Search-ready answers

Frequently asked questions

Does this study prove MAP-VA works?

No. It is a proposal; only preliminary pilot signals described as 'probable' exist, and the full trial is designed to test effectiveness.

What is MAP-VA?

A Montessori-based staff training and care toolkit to support person-centered, non-pharmacological care for CLC Veterans with dementia and serious mental illness.

What are 'behaviors of distress'?

Agitation, aggression, and mood disturbance, which the proposal links to burnout and to worse resident outcomes.

How do Montessori approaches help in dementia care?

They use meaningful, purposeful activities matched to a person's abilities and interests to support engagement and dignity.
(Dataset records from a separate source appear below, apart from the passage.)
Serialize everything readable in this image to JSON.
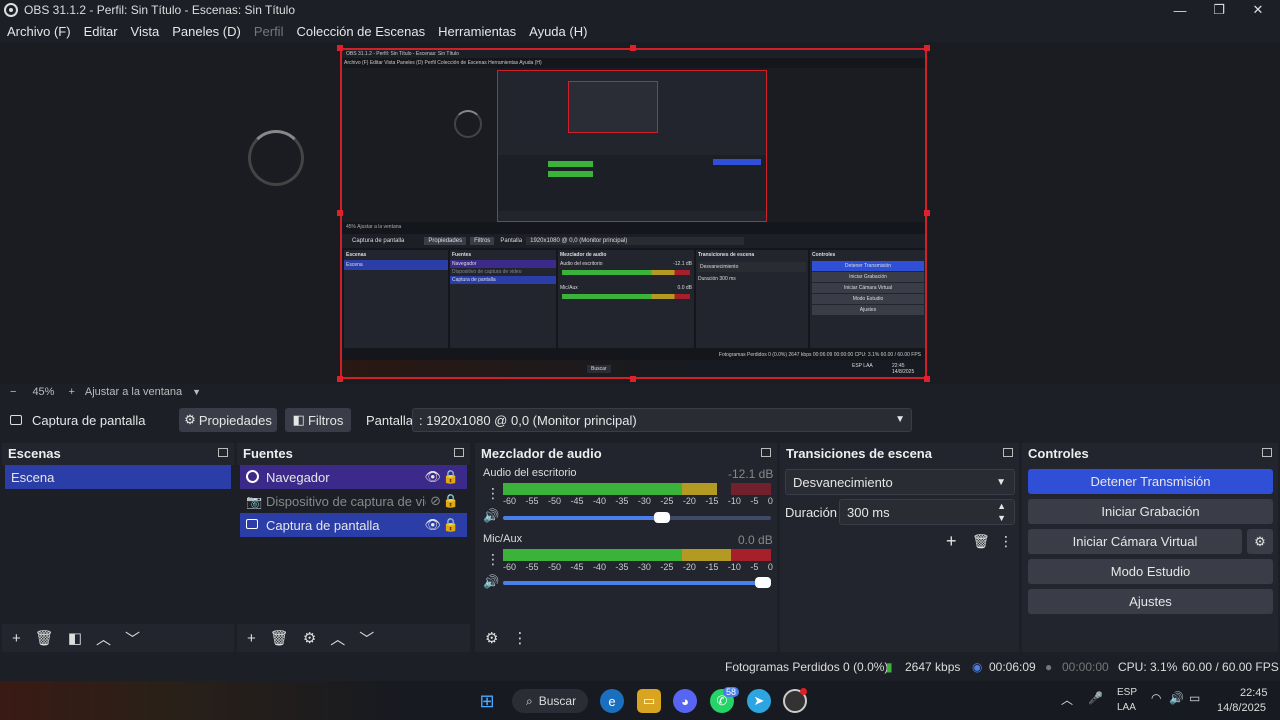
{
  "window": {
    "title": "OBS 31.1.2 - Perfil: Sin Título - Escenas: Sin Título",
    "minimize": "—",
    "maximize": "❐",
    "close": "✕"
  },
  "menu": {
    "items": [
      "Archivo (F)",
      "Editar",
      "Vista",
      "Paneles (D)",
      "Perfil",
      "Colección de Escenas",
      "Herramientas",
      "Ayuda (H)"
    ]
  },
  "zoom": {
    "minus": "−",
    "level": "45%",
    "plus": "+",
    "fit_label": "Ajustar a la ventana"
  },
  "source_bar": {
    "source_name": "Captura de pantalla",
    "properties_label": "Propiedades",
    "filters_label": "Filtros",
    "display_label": "Pantalla",
    "display_value": ": 1920x1080 @ 0,0 (Monitor principal)"
  },
  "scenes": {
    "title": "Escenas",
    "items": [
      "Escena"
    ]
  },
  "sources": {
    "title": "Fuentes",
    "items": [
      {
        "label": "Navegador",
        "state": "visible"
      },
      {
        "label": "Dispositivo de captura de video",
        "state": "hidden"
      },
      {
        "label": "Captura de pantalla",
        "state": "visible"
      }
    ]
  },
  "mixer": {
    "title": "Mezclador de audio",
    "channels": [
      {
        "name": "Audio del escritorio",
        "db": "-12.1 dB",
        "level_db": -12.1,
        "volume": 0.6
      },
      {
        "name": "Mic/Aux",
        "db": "0.0 dB",
        "level_db": 0.0,
        "volume": 1.0
      }
    ],
    "ticks": [
      "-60",
      "-55",
      "-50",
      "-45",
      "-40",
      "-35",
      "-30",
      "-25",
      "-20",
      "-15",
      "-10",
      "-5",
      "0"
    ]
  },
  "transitions": {
    "title": "Transiciones de escena",
    "selected": "Desvanecimiento",
    "duration_label": "Duración",
    "duration_value": "300 ms"
  },
  "controls": {
    "title": "Controles",
    "stop_stream": "Detener Transmisión",
    "start_recording": "Iniciar Grabación",
    "start_virtual_cam": "Iniciar Cámara Virtual",
    "studio_mode": "Modo Estudio",
    "settings": "Ajustes"
  },
  "status": {
    "dropped": "Fotogramas Perdidos 0 (0.0%)",
    "bitrate": "2647 kbps",
    "stream_time": "00:06:09",
    "rec_time": "00:00:00",
    "cpu": "CPU: 3.1%",
    "fps": "60.00 / 60.00 FPS"
  },
  "taskbar": {
    "search": "Buscar",
    "whatsapp_badge": "58",
    "lang_top": "ESP",
    "lang_bottom": "LAA",
    "time": "22:45",
    "date": "14/8/2025"
  },
  "captured_preview": {
    "title": "OBS 31.1.2 - Perfil: Sin Título - Escenas: Sin Título",
    "menu": "Archivo (F)   Editar   Vista   Paneles (D)   Perfil   Colección de Escenas   Herramientas   Ayuda (H)",
    "zoom": "45%   Ajustar a la ventana",
    "source_name": "Captura de pantalla",
    "properties": "Propiedades",
    "filters": "Filtros",
    "display_label": "Pantalla",
    "display_value": "1920x1080 @ 0,0 (Monitor principal)",
    "scenes_title": "Escenas",
    "scene": "Escena",
    "sources_title": "Fuentes",
    "src1": "Navegador",
    "src2": "Dispositivo de captura de video",
    "src3": "Captura de pantalla",
    "mixer_title": "Mezclador de audio",
    "ch1": "Audio del escritorio",
    "ch1_db": "-12.1 dB",
    "ch2": "Mic/Aux",
    "ch2_db": "0.0 dB",
    "trans_title": "Transiciones de escena",
    "trans": "Desvanecimiento",
    "dur_label": "Duración",
    "dur": "300 ms",
    "ctrl_title": "Controles",
    "c1": "Detener Transmisión",
    "c2": "Iniciar Grabación",
    "c3": "Iniciar Cámara Virtual",
    "c4": "Modo Estudio",
    "c5": "Ajustes",
    "status": "Fotogramas Perdidos 0 (0.0%)   2647 kbps   00:06:09   00:00:00   CPU: 3.1%   60.00 / 60.00 FPS",
    "search": "Buscar",
    "lang": "ESP LAA",
    "clock": "22:45 14/8/2025"
  },
  "colors": {
    "accent": "#2b3ea8",
    "stop_button": "#2f4fd6",
    "recording_border": "#d0202a"
  }
}
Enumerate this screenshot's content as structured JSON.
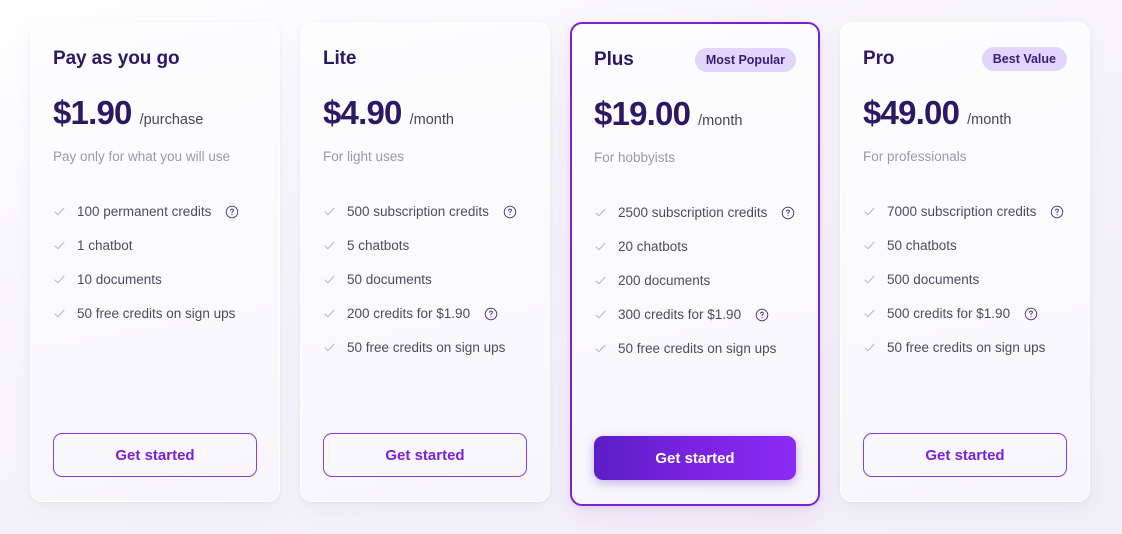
{
  "plans": [
    {
      "name": "Pay as you go",
      "badge": null,
      "price": "$1.90",
      "period": "/purchase",
      "tagline": "Pay only for what you will use",
      "featured": false,
      "features": [
        {
          "label": "100 permanent credits",
          "help": true
        },
        {
          "label": "1 chatbot",
          "help": false
        },
        {
          "label": "10 documents",
          "help": false
        },
        {
          "label": "50 free credits on sign ups",
          "help": false
        }
      ],
      "cta": "Get started"
    },
    {
      "name": "Lite",
      "badge": null,
      "price": "$4.90",
      "period": "/month",
      "tagline": "For light uses",
      "featured": false,
      "features": [
        {
          "label": "500 subscription credits",
          "help": true
        },
        {
          "label": "5 chatbots",
          "help": false
        },
        {
          "label": "50 documents",
          "help": false
        },
        {
          "label": "200 credits for $1.90",
          "help": true
        },
        {
          "label": "50 free credits on sign ups",
          "help": false
        }
      ],
      "cta": "Get started"
    },
    {
      "name": "Plus",
      "badge": "Most Popular",
      "price": "$19.00",
      "period": "/month",
      "tagline": "For hobbyists",
      "featured": true,
      "features": [
        {
          "label": "2500 subscription credits",
          "help": true
        },
        {
          "label": "20 chatbots",
          "help": false
        },
        {
          "label": "200 documents",
          "help": false
        },
        {
          "label": "300 credits for $1.90",
          "help": true
        },
        {
          "label": "50 free credits on sign ups",
          "help": false
        }
      ],
      "cta": "Get started"
    },
    {
      "name": "Pro",
      "badge": "Best Value",
      "price": "$49.00",
      "period": "/month",
      "tagline": "For professionals",
      "featured": false,
      "features": [
        {
          "label": "7000 subscription credits",
          "help": true
        },
        {
          "label": "50 chatbots",
          "help": false
        },
        {
          "label": "500 documents",
          "help": false
        },
        {
          "label": "500 credits for $1.90",
          "help": true
        },
        {
          "label": "50 free credits on sign ups",
          "help": false
        }
      ],
      "cta": "Get started"
    }
  ],
  "icons": {
    "check": "check-icon",
    "help": "help-circle-icon"
  },
  "colors": {
    "accent": "#7c22ce",
    "heading": "#2b1a63",
    "badge_bg": "#e3d4fb",
    "badge_text": "#3b1e73",
    "muted": "#9c98a8"
  }
}
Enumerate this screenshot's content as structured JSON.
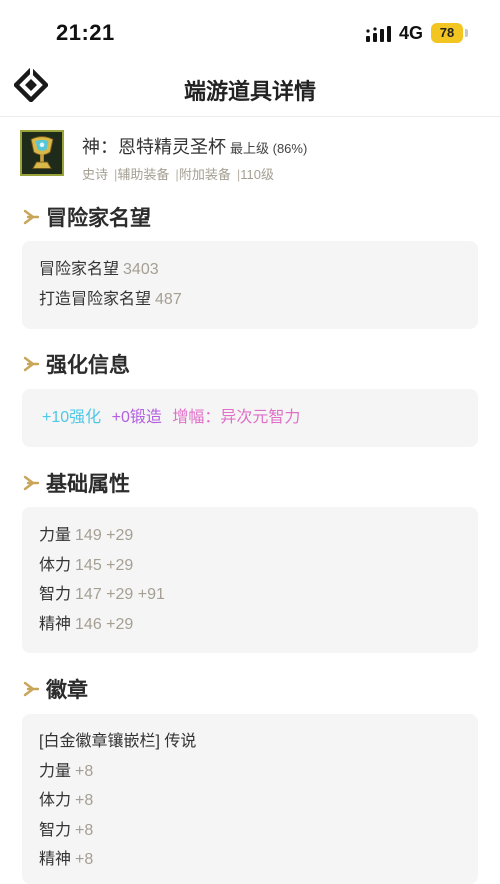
{
  "status_bar": {
    "time": "21:21",
    "network": "4G",
    "battery": "78"
  },
  "nav": {
    "title": "端游道具详情",
    "logo_icon": "diamond-logo-icon"
  },
  "item": {
    "name": "神：恩特精灵圣杯",
    "level": "最上级 (86%)",
    "meta": [
      "史诗",
      "辅助装备",
      "附加装备",
      "110级"
    ],
    "icon": "chalice-icon"
  },
  "sections": {
    "reputation": {
      "title": "冒险家名望",
      "rows": [
        {
          "label": "冒险家名望",
          "value": "3403"
        },
        {
          "label": "打造冒险家名望",
          "value": "487"
        }
      ]
    },
    "enhance": {
      "title": "强化信息",
      "reinforce": "+10强化",
      "forge": "+0锻造",
      "amplify": "增幅：异次元智力",
      "colors": {
        "reinforce": "#4ec8e6",
        "forge": "#b35fe0",
        "amplify": "#e06fc8"
      }
    },
    "base": {
      "title": "基础属性",
      "rows": [
        {
          "label": "力量",
          "value": "149 +29"
        },
        {
          "label": "体力",
          "value": "145 +29"
        },
        {
          "label": "智力",
          "value": "147 +29 +91"
        },
        {
          "label": "精神",
          "value": "146 +29"
        }
      ]
    },
    "emblem": {
      "title": "徽章",
      "slot": "[白金徽章镶嵌栏] 传说",
      "rows": [
        {
          "label": "力量",
          "value": "+8"
        },
        {
          "label": "体力",
          "value": "+8"
        },
        {
          "label": "智力",
          "value": "+8"
        },
        {
          "label": "精神",
          "value": "+8"
        }
      ]
    }
  },
  "colors": {
    "accent_gold": "#c9a55a",
    "value_gray": "#a59f93"
  }
}
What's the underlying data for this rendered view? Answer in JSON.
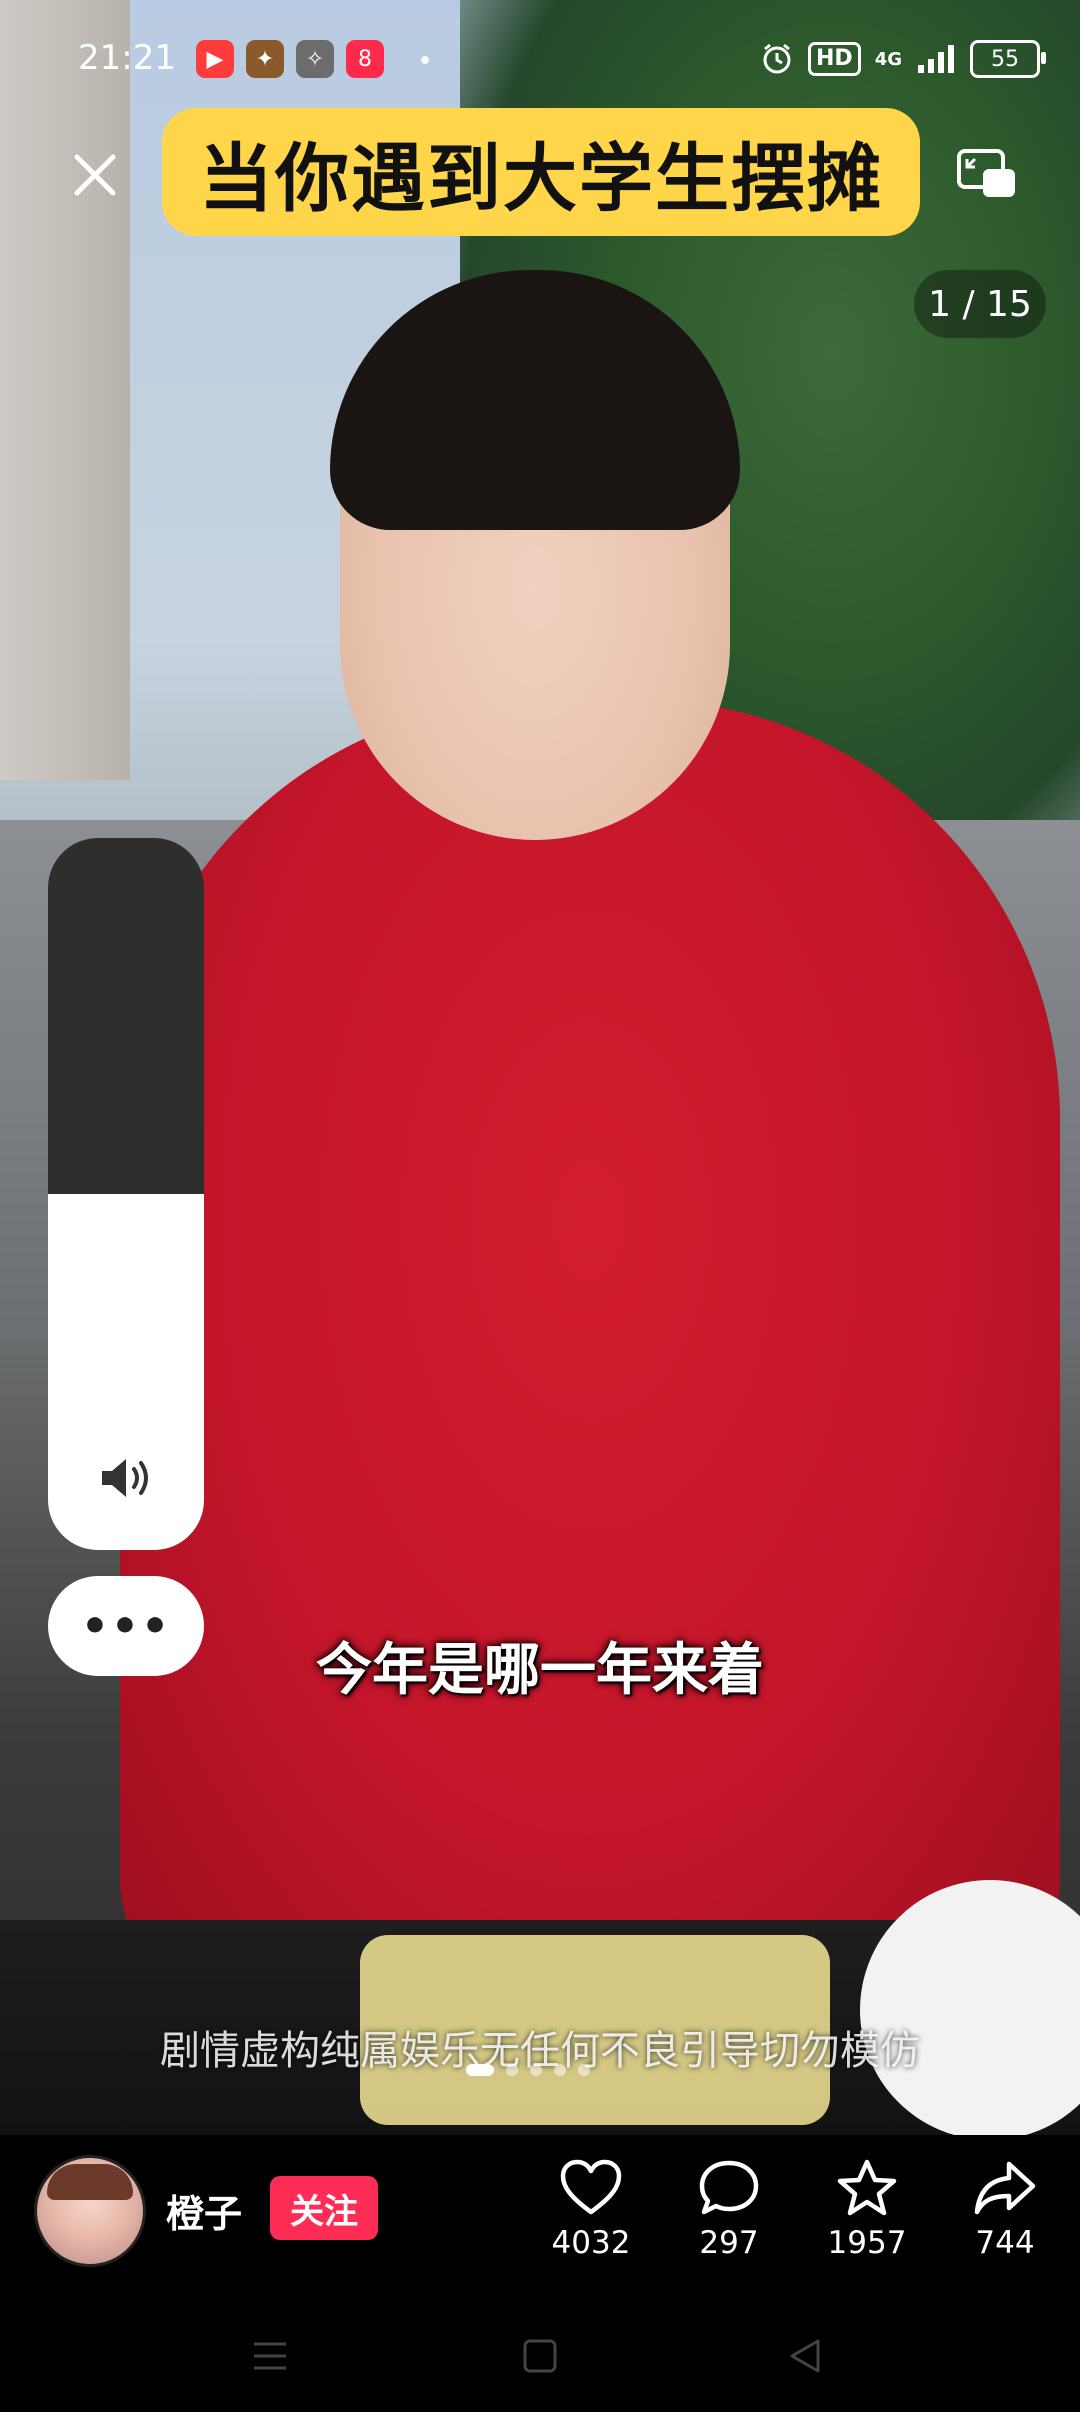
{
  "status_bar": {
    "time": "21:21",
    "notification_icons": [
      "video-app-icon",
      "game-app-icon",
      "game-app-icon-2",
      "shopping-app-icon"
    ],
    "hd_label": "HD",
    "network_label": "4G",
    "battery_level": "55"
  },
  "post": {
    "title": "当你遇到大学生摆摊",
    "page_counter": "1 / 15",
    "subtitle": "今年是哪一年来着",
    "disclaimer": "剧情虚构纯属娱乐无任何不良引导切勿模仿",
    "volume_level": 0.5,
    "more_label": "•••"
  },
  "author": {
    "name": "橙子",
    "follow_label": "关注"
  },
  "actions": {
    "likes": "4032",
    "comments": "297",
    "favorites": "1957",
    "shares": "744"
  },
  "colors": {
    "title_banner": "#ffd54a",
    "follow_button": "#ff2d55"
  }
}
Will this reduce medication use?

The pilot suggests possible effects on psychotropic use, but any medication reduction must be clinically assessed and supervised, never abrupt.

What is a stepped-wedge cluster RCT?

A trial where groups of sites start the intervention at different randomized times, so all eventually receive it, comparing periods over time.

Why involve all staff rather than a few champions?

Engaging everyone helps embed person-centered practices consistently and makes change more durable.

Does MAP-VA replace treatment for schizophrenia?

No. It complements ongoing evidence-based mental-health treatment; it is not a cure or a substitute.

Do the catalog keywords describe this paper accurately?

Not fully. Some keywords like 'eating disorders' and CBT do not match the study's focus on dementia and serious mental illness.

What should a nurse take away now?

That respectful, non-drug, person-centered approaches are being rigorously studied, and that safety, careful assessment, and established care standards remain essential.